Même si ça aura été la direction la plus longue, le temps est passé tellement vite et regarder dans le rétro n’est pas ce qui nous caractérise en premier. On construit et on va de l’avant. Les Téats ne nous appartiennent pas, on est avant tout au service d’un projet. On est persuadé que le ou la future - pourquoi pas une femme, il n’y en a jamais eu à la direction des Téats - arrivera à mener à bien ce nouveau projet.

- Bernard Faille : Pour l’heure, on est encore dans l’énergie de faire car la saison démarre et ce qui nous intéresse c’est d’avancer. Par ailleurs, on ne peut pas dire que le public est au cœur du projet si on ne fait rien pour lui. Notre politique tarifaire et notre programmation touchent tout le monde et on est très heureux et très fiers quand on réussit à attirer plus de 110 000 spectateurs sur une année avec des propositions très éclectiques et on a clôturé la saison dernière avec un taux de fréquentation défiant toute concurrence.

• Justement, question programmation, les six prochains mois s’annoncent très alléchants…

- Bernard Faille : En effet, certains de nos spectacles affichent déjà complet et on est dans notre fourchette haute de fréquentation. Les artistes de La Réunion représentent 77% de notre programmation, contre une petite part pour les têtes d’affiche extérieures. S’agissant des jeunes artistes émergeants à l’image de Grèn Sémé, Saodaj ou Tine Poppy , ça nous semble essentiel qu’ils puissent bénéficier de scènes comme les Téats. D’une part, ça participe à leur professionnalisation et d’autre part, c’est important que le public puisse les entendre…

Tine Poppy (© Iris Marde?moutou (80)

Pascal Montrouge : Notre programmation est à l’image de ce public réunionnais qui a du goût pour le spectacle quel qu’il soit. Nous avons très bien démarré le 3 février avec Danyèl Waro à Saint-Denis, dans l’optique de ramener de la musique à Champ Fleuri pour les gens du Nord et de l’Est. On aura aussi « La tendresse » de la Cie Les cambrioleurs en mars, un spectacle qui parle de la masculinité au XXIe siècle.

Puis le nouveau spectacle de Tine Poppy qui allie théâtre et musique. Ainsi que des artistes incarnant le renouveau de la musique locale comme Grèn Sémé et Saodaj à l’affiche de Saint-Gilles début mars.
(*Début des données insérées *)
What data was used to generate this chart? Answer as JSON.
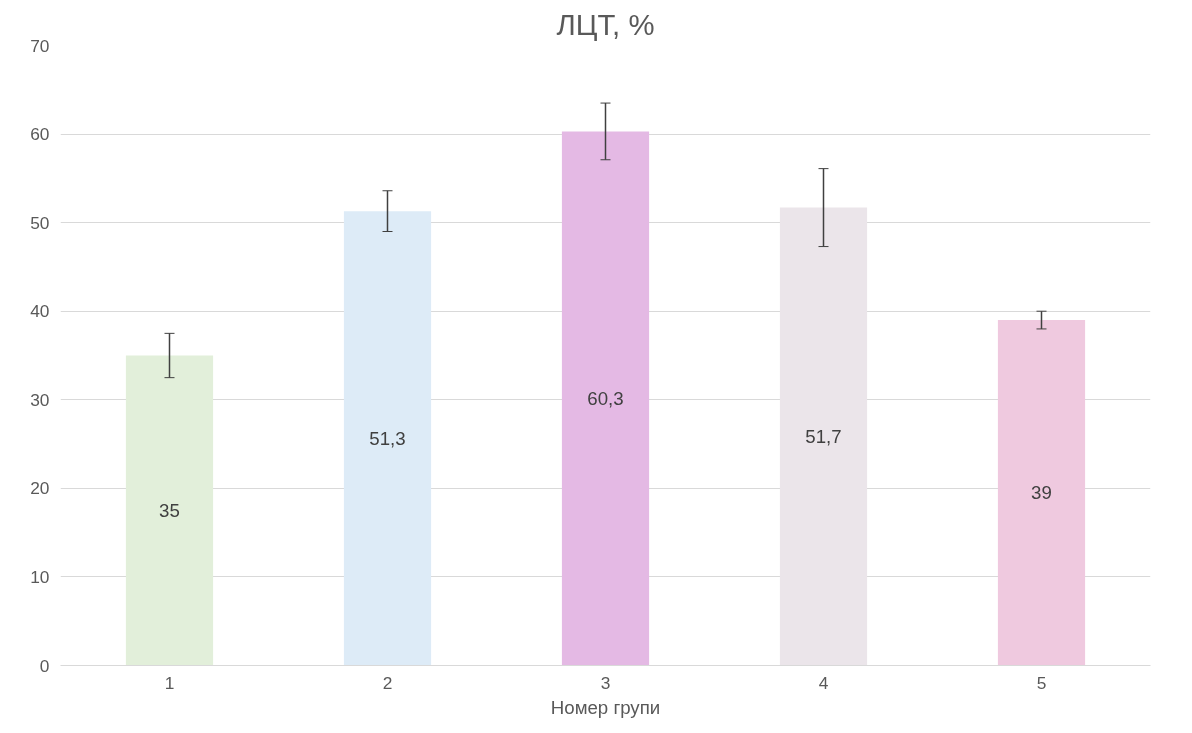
{
  "chart_data": {
    "type": "bar",
    "title": "ЛЦТ, %",
    "xlabel": "Номер групи",
    "categories": [
      "1",
      "2",
      "3",
      "4",
      "5"
    ],
    "values": [
      35,
      51.3,
      60.3,
      51.7,
      39
    ],
    "colors": [
      "#e2efda",
      "#ddebf7",
      "#e4b9e4",
      "#ebe5ea",
      "#efc9df"
    ],
    "errors": [
      2.5,
      2.3,
      3.2,
      4.4,
      1.0
    ],
    "value_labels": [
      "35",
      "51,3",
      "60,3",
      "51,7",
      "39"
    ],
    "ylim": [
      0,
      70
    ],
    "yticks": [
      0,
      10,
      20,
      30,
      40,
      50,
      60,
      70
    ],
    "grid": "y"
  }
}
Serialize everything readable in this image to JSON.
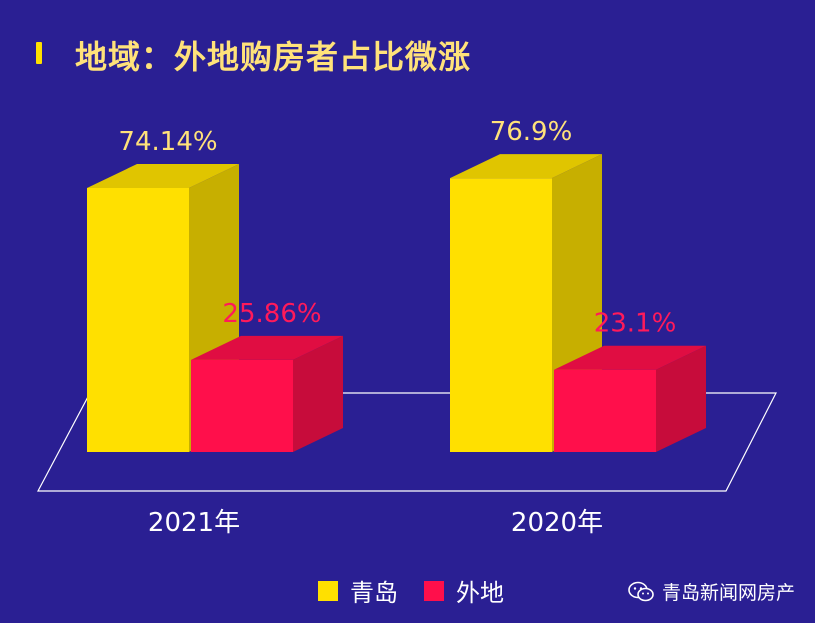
{
  "title": "地域：外地购房者占比微涨",
  "colors": {
    "background": "#2a1f93",
    "qingdao": "#ffe000",
    "waidi": "#ff0f4b",
    "label_qingdao": "#ffe27a",
    "label_waidi": "#ff1a5a"
  },
  "chart_data": {
    "type": "bar",
    "categories": [
      "2021年",
      "2020年"
    ],
    "series": [
      {
        "name": "青岛",
        "values": [
          74.14,
          76.9
        ],
        "labels": [
          "74.14%",
          "76.9%"
        ]
      },
      {
        "name": "外地",
        "values": [
          25.86,
          23.1
        ],
        "labels": [
          "25.86%",
          "23.1%"
        ]
      }
    ],
    "ylim": [
      0,
      100
    ],
    "grid": false,
    "legend_position": "bottom"
  },
  "legend": {
    "items": [
      "青岛",
      "外地"
    ]
  },
  "watermark": {
    "account_name": "青岛新闻网房产",
    "icon": "wechat-icon"
  }
}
Nous allons également proposer de très beaux rendez-vous en danse avec Hofesh Shechter, coup de cœur des spectateurs la saison dernière et qui revient avec deux nouvelles pièces, du clown, du cirque, les artistes associés Vincent Fontano et Nicolas Givran pour deux nouvelles créations, l’artiste coréenne Yun Sun Nah, les artistes locaux Baster, Dominique Barret, Appolonia pour refléter La Réunion et ses envies. À ne pas manquer non plus l’hommage à Bashung et bien sûr Manu Payet qui revient en juin…

Bref, pour les six mois qui restent, je préfère garder ma tristesse pour moi et partager cette programmation avec le public. Et surtout être heureux avec lui.